Nella sua molteplice unità, quindi nella convivenza tra molteplice e singolo, come del resto avviene per tutto ciò che è contenuto nel mistero dell’universo, può un popolo essere portatore di una “linea politica”?
Provo a spiegarmi meglio: è in grado la massa di milioni di persone essere convogliatrice di una volontà politica cosciente oppure ogni volta che essa si esprime attraverso il meccanismo della delega del voto sono tante piccole volontà che si sommano e che formano casualmente quella “linea politica”, quell’indirizzo?
Si direbbe che se il singolo punta al perfezionamento della tutela e dello sviluppo del “bene comune”, dovrebbe tenere conto di entrambi gli aspetti: singolare, rivolto quindi a sé stesso, e molteplice, guardando dunque alla complessità dei fenomeni che si possono innescare con la scelta personale nei confronti di questa o quella forza politica.

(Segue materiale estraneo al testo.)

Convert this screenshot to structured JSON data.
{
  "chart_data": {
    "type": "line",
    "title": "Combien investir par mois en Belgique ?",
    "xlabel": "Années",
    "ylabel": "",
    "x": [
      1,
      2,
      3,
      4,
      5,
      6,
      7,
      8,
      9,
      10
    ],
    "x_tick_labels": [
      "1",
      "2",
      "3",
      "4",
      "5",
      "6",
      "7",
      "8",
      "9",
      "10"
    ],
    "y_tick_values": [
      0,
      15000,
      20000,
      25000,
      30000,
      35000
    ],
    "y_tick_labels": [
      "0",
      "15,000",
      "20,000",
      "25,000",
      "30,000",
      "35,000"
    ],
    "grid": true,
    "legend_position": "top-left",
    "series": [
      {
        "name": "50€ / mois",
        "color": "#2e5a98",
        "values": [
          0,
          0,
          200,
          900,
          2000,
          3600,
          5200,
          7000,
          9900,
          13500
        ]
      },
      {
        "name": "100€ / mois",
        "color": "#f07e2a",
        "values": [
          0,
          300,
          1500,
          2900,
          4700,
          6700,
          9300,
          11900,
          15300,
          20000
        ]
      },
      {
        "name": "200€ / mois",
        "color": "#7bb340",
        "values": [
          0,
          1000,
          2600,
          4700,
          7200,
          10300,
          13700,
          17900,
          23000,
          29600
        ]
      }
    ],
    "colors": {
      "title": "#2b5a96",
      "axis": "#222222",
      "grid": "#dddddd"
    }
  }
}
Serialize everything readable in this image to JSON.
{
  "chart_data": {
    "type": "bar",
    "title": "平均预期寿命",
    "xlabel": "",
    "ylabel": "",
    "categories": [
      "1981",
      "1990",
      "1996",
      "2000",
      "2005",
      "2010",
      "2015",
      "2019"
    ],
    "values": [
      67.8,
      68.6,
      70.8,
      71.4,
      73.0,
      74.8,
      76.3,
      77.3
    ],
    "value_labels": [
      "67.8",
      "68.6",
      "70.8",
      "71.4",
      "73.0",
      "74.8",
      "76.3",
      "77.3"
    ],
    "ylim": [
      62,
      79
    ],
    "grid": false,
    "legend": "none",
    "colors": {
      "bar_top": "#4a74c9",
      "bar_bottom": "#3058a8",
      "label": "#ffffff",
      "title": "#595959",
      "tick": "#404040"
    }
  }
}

Si potrebbe altresì affermare che, vivendo nel sistema delle merci, dell’accumulazione del profitto e pertanto della massima esaltazione della singolarità, dell’individualismo esasperato dalla concorrenza spietata tra i proprietari dei mezzi di produzione, paradossalmente nessun sistema politico rappresentativo possa alla fine essere davvero ciò per cui è stato creato, poiché l’egoismo intrinseco del capitalismo condizionerà sempre qualunque anche minima insubordinazione nascente dal desiderio, dalla voglia di esprimersi come esseri umani e come cittadini in favore del benessere collettivo.
Tutte queste proposizioni sono opinabili, indubbiamente, ma sono altrettanto veritiere e constatabili nel momento in cui, nonostante la ridotta partecipazione popolare alle tornate elettorali, nonostante dunque la distanza che aumenta tra rappresentati e rappresentanti, tra popolo e istituzioni, si forma la volontà collettiva mediante l’inserimento di una scheda alla volta nelle urne delle migliaia e migliaia di sezioni nei seggi.
La volontà è pertanto espressione di una maggioranza che non si conosce preventivamente e che viene formata (almeno così dovrebbe essere) con la campagna elettorale: questa dovrebbe durare un mese prima del voto ed invece ci troviamo ormai in quella che tutti definiscono, a ragione, una “campagna elettorale permanente”.
In fondo lo Stato sovente ha le caratteristiche di un potere “impersonale“, di un potere politico che esiste proprio nell’astratto e che, nella sua forma repubblicana, proprio dalla separazione tra persona singola e potere stesso attua la differenza che altrimenti, se non presente, lo renderebbe eguale alle monarchie.
Ma nell’astrattezza, lo Stato, in quanto rappresentazione di potere istituzionale e pertanto espressione della “volontà popolare” è anche un corpo separato dal potere economico, che lo sovrasta, che lo dirige nonostante il piano sovrastrutturale politico abbia sempre la naturale tentazione di separarsi dal dominio della struttura.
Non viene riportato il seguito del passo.